The concept of sending in a ringer to report back is nothing new. Mystery shopping began in the 1930s with three men touring the country, staking out Woolworth’s and Kresge’s (now Kmart) department stores. It gained traction during the civil rights era, when the government hired black and white “customers” to investigate the compliance, and the prolific lack thereof, to desegregation laws in restaurants and corner stores alike.

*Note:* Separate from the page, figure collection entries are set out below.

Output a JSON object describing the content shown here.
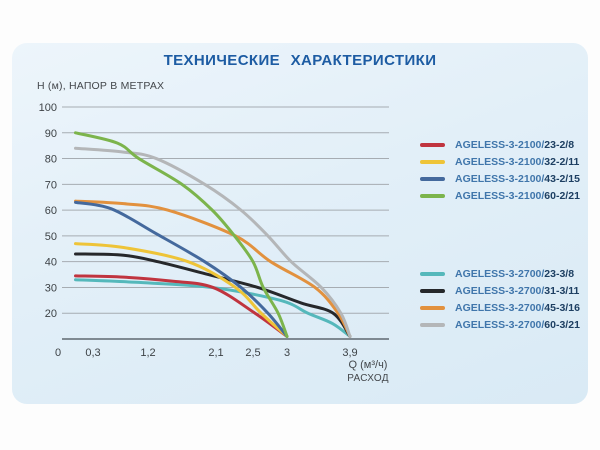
{
  "chart_data": {
    "type": "line",
    "title": "ТЕХНИЧЕСКИЕ ХАРАКТЕРИСТИКИ",
    "y_axis_label": "Н (м), НАПОР В МЕТРАХ",
    "x_axis_label_line1": "Q (м³/ч)",
    "x_axis_label_line2": "РАСХОД",
    "grid": true,
    "legend_position": "right",
    "ylim": [
      10,
      100
    ],
    "xlim": [
      0,
      3.9
    ],
    "y_ticks": [
      100,
      90,
      80,
      70,
      60,
      50,
      40,
      30,
      20
    ],
    "x_ticks": [
      {
        "label": "0",
        "value": 0
      },
      {
        "label": "0,3",
        "value": 0.3
      },
      {
        "label": "1,2",
        "value": 1.2
      },
      {
        "label": "2,1",
        "value": 2.1
      },
      {
        "label": "2,5",
        "value": 2.5
      },
      {
        "label": "3",
        "value": 3
      },
      {
        "label": "3,9",
        "value": 3.9
      }
    ],
    "groups": [
      {
        "name": "AGELESS-3-2100",
        "series": [
          {
            "label_prefix": "AGELESS-3-2100/",
            "label_suffix": "23-2/8",
            "color": "#c0343f",
            "points": [
              [
                0.15,
                34.5
              ],
              [
                0.8,
                34
              ],
              [
                1.5,
                32.5
              ],
              [
                2.06,
                30
              ],
              [
                2.53,
                20
              ],
              [
                3.0,
                11
              ]
            ]
          },
          {
            "label_prefix": "AGELESS-3-2100/",
            "label_suffix": "32-2/11",
            "color": "#eec438",
            "points": [
              [
                0.15,
                47
              ],
              [
                0.8,
                45.5
              ],
              [
                1.73,
                40
              ],
              [
                2.31,
                30
              ],
              [
                2.62,
                20
              ],
              [
                3.0,
                11
              ]
            ]
          },
          {
            "label_prefix": "AGELESS-3-2100/",
            "label_suffix": "43-2/15",
            "color": "#44699d",
            "points": [
              [
                0.15,
                63
              ],
              [
                0.6,
                60.5
              ],
              [
                1.3,
                51
              ],
              [
                1.95,
                40
              ],
              [
                2.37,
                30
              ],
              [
                2.72,
                20
              ],
              [
                3.0,
                11
              ]
            ]
          },
          {
            "label_prefix": "AGELESS-3-2100/",
            "label_suffix": "60-2/21",
            "color": "#7cb44c",
            "points": [
              [
                0.15,
                90
              ],
              [
                0.7,
                86
              ],
              [
                1.05,
                80
              ],
              [
                1.65,
                70
              ],
              [
                2.05,
                60
              ],
              [
                2.3,
                50
              ],
              [
                2.5,
                40
              ],
              [
                2.65,
                30
              ],
              [
                2.87,
                20
              ],
              [
                3.0,
                11
              ]
            ]
          }
        ]
      },
      {
        "name": "AGELESS-3-2700",
        "series": [
          {
            "label_prefix": "AGELESS-3-2700/",
            "label_suffix": "23-3/8",
            "color": "#55b8bb",
            "points": [
              [
                0.15,
                33
              ],
              [
                1.0,
                32
              ],
              [
                2.05,
                30
              ],
              [
                2.9,
                25
              ],
              [
                3.3,
                20
              ],
              [
                3.65,
                16
              ],
              [
                3.9,
                11
              ]
            ]
          },
          {
            "label_prefix": "AGELESS-3-2700/",
            "label_suffix": "31-3/11",
            "color": "#26282b",
            "points": [
              [
                0.15,
                43
              ],
              [
                0.8,
                42.5
              ],
              [
                1.33,
                40
              ],
              [
                2.0,
                35
              ],
              [
                2.57,
                30
              ],
              [
                3.2,
                24
              ],
              [
                3.66,
                20
              ],
              [
                3.9,
                11
              ]
            ]
          },
          {
            "label_prefix": "AGELESS-3-2700/",
            "label_suffix": "45-3/16",
            "color": "#e2913e",
            "points": [
              [
                0.15,
                63.5
              ],
              [
                0.8,
                62.5
              ],
              [
                1.46,
                60
              ],
              [
                2.31,
                50
              ],
              [
                2.76,
                40
              ],
              [
                3.4,
                30
              ],
              [
                3.73,
                20
              ],
              [
                3.9,
                11
              ]
            ]
          },
          {
            "label_prefix": "AGELESS-3-2700/",
            "label_suffix": "60-3/21",
            "color": "#b4b6b8",
            "points": [
              [
                0.15,
                84
              ],
              [
                0.8,
                82.5
              ],
              [
                1.31,
                80
              ],
              [
                1.95,
                70
              ],
              [
                2.37,
                60
              ],
              [
                2.72,
                50
              ],
              [
                3.06,
                40
              ],
              [
                3.49,
                30
              ],
              [
                3.77,
                20
              ],
              [
                3.9,
                11
              ]
            ]
          }
        ]
      }
    ]
  }
}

Today it’s a $1.5 billion-a-year production, a large chunk of which is travel-based.
“In the late 1980s, Hilton was among the first luxury hotel brands to utilize the service,” says Mike Bare, co-owner and president of Bare International and one of the original founders of the MSPA. Three decades later, it’s common practice among hotel brands around the world. (Proof: LRA recently opened a satellite office in busy Singapore.) And soon enough, its taciturn nature may be over.
“You’ll see the secretive side of mystery shopping change; it’s becoming a vestige of the past,” says Jeff Gurtman, a former executive at both Coyle and LRA and now vice president of brand strategy for Dana Communications, a hospitality marketing agency.
The wealth of online reviews has reignited the idea that the customer’s feedback is not only important, but critical to success. Starwood recently announced that it’s allowing guest commentary, both good and bad, on its own websites; and more and more guests are leaving feedback directly on Facebook.
“Hoteliers read online reviews thoroughly,” Gurtman says. “If they notice a trend there that speaks to a problem, they have mystery shoppers to go in and test it with surgical precision.”
Essentially, they’re hiring people to complain so you never have to. And in the thoughtfulness-driven economy of high-end hotels, that might be the most considerate act of all.